The Cost of Expenses

It is right that there is anger over MPs’ expenses, says Will Brown, but let’s not damn all politics.

The row over MPs’ expenses and the misuse of public funds have rightly been met with pubic anger and criticism. It is indeed indefensible that MPs should be making a fast buck from the public purse at a time of economic crisis.

However, there is a venomous and indiscriminate edge to the expenses row that should concern all democrats and especially all social democrats.

It is worth pausing for a moment amid the hullabaloo to think about how this scandal has changed the political agenda. Only a few months ago the focus of public condemnation were bankers. In the wake of bank bail-outs, and evidence of quite stupendous profligacy by private financial institutions, it was the business class at the sharp end of criticism and it was bank chiefs, departed or departing, who were hauled in front of Commons select committees to atone for their sins.

Wider political questions concerned the extent to which economic policy had to change, whether new regulatory architecture would be agreed, and whether a rebalance between the state and market was now needed. The death of neoliberalism and a return of Keynesianism were widely touted – with the usual hyperbole of the media.

Yet, for any rebalancing to have political force, we need a functioning and, dare one say it, trusted public arena; a democratic political agency to set against and tame the rampant market.

Whether by coincidence or design, the expenses row has thrown all that into doubt. Who now will argue that the correct response to the financial crisis is to enlarge the role for the state? Who now will dare suggest that the public sector can carry the interests of the people when those in charge are denigrated en mass?

What is most alarming about the current hysteria is the way it is being used to damn, not just all MPs (unfairly in some cases), but all politics. No MPs are spared, no sense of proportion is countenanced. There is no recognition that many, perhaps most, expenses – such as travel and secretarial support – are necessary if MPs are to representing people and holding government to account. Instead, the whole edifice is discredited and party politics itself called into question.

For social democrats the problems are even worse. The entire social democratic project rests on the viability of a democratic public sphere, of a state, political system, and public arena that can be an agency for collective social aims, and create a framework within which the market is the servant rather than the master. A collapse of faith in the parliamentary centre of this public realm is enormously damaging to left of centre politics, as the results of this week’s elections seem to show.

Of course, new Labour must share a deal of blame for all this. The new Labour project did little to make a sustained case for collective public action, and much to promote, indeed celebrate, individual aggrandisement. Add to that the way it entangled the private sector into every sphere of state provision, and integrated wealthy businessmen within the political elite, and the ground was laid for today’s scandals.

The left rightly draw attention to the way the interests of the few come out on top, both in the economy and in politics. It is tempting to declare a plague on both their houses – bankers and MPs.

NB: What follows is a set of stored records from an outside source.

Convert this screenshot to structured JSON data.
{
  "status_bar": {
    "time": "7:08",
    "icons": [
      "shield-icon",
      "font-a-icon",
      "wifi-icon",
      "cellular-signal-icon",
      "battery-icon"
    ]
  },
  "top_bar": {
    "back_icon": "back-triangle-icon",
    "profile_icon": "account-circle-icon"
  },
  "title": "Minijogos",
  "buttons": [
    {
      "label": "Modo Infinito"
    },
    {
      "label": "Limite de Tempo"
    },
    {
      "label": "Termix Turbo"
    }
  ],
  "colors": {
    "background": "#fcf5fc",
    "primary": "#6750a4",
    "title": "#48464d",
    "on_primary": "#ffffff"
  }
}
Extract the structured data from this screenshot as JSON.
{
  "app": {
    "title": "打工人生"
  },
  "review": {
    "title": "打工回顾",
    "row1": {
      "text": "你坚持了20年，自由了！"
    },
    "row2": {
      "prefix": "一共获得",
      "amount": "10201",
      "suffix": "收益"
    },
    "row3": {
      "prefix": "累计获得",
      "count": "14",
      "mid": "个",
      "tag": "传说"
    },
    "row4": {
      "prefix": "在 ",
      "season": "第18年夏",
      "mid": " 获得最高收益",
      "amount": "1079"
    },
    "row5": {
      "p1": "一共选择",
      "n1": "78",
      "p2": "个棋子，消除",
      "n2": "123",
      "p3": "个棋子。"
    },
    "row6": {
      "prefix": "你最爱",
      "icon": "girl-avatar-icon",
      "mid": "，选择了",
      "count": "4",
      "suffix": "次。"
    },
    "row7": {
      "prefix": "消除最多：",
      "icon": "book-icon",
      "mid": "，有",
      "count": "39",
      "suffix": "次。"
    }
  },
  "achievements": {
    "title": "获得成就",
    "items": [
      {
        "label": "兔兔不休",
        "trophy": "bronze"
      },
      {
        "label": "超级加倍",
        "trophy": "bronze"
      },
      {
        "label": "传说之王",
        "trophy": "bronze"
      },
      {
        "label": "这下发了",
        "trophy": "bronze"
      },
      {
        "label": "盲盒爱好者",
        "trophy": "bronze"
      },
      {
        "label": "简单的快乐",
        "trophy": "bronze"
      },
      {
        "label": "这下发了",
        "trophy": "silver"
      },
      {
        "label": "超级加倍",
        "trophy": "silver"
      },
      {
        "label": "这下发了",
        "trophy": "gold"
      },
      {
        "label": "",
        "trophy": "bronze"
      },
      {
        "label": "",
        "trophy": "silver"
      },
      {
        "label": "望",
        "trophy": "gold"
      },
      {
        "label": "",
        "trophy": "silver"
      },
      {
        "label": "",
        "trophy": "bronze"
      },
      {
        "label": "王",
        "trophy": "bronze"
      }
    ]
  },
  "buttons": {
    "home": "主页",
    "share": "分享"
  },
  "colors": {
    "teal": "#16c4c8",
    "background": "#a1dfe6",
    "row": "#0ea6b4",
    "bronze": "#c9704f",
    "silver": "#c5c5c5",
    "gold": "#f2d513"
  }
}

But here the left should tread warily. Even the popular outcry at the failures of the bankers had a hysterical, individualising character to it, personalising the wrong-doing of particular executives, traders and the ‘greed’ they embodied, rather than serious analysis of the system itself.

The repetition of this in the MPs’ expenses scandal may obscure more than it reveals, and makes the reconstruction of a viable politics of the left ever harder. Only right wing demagogues and free marketers are likely to benefit from this cursing of the political.

These issues, and more, were discussed at the ILP’s round table seminar – Crunch Times: Politics and the Crisis – on 13/14 June 2009. You can read reports and articles from the weekend here.

3 Comments

  1. Jonathan Timbers
    18 June 2009

    I think that this (and the comments by Rowan Williams) about nails it down! However, are we all social democrats now, working for social justice within ‘the social market’?

    Might the term ‘socialist’ still be admissable for those of us who believe that finance capital should be subject to social priorities (like Fair Trade, human rights etc), and believe that the state has a role in ensuring that these ‘commanding heights’ are subject to democratic controls?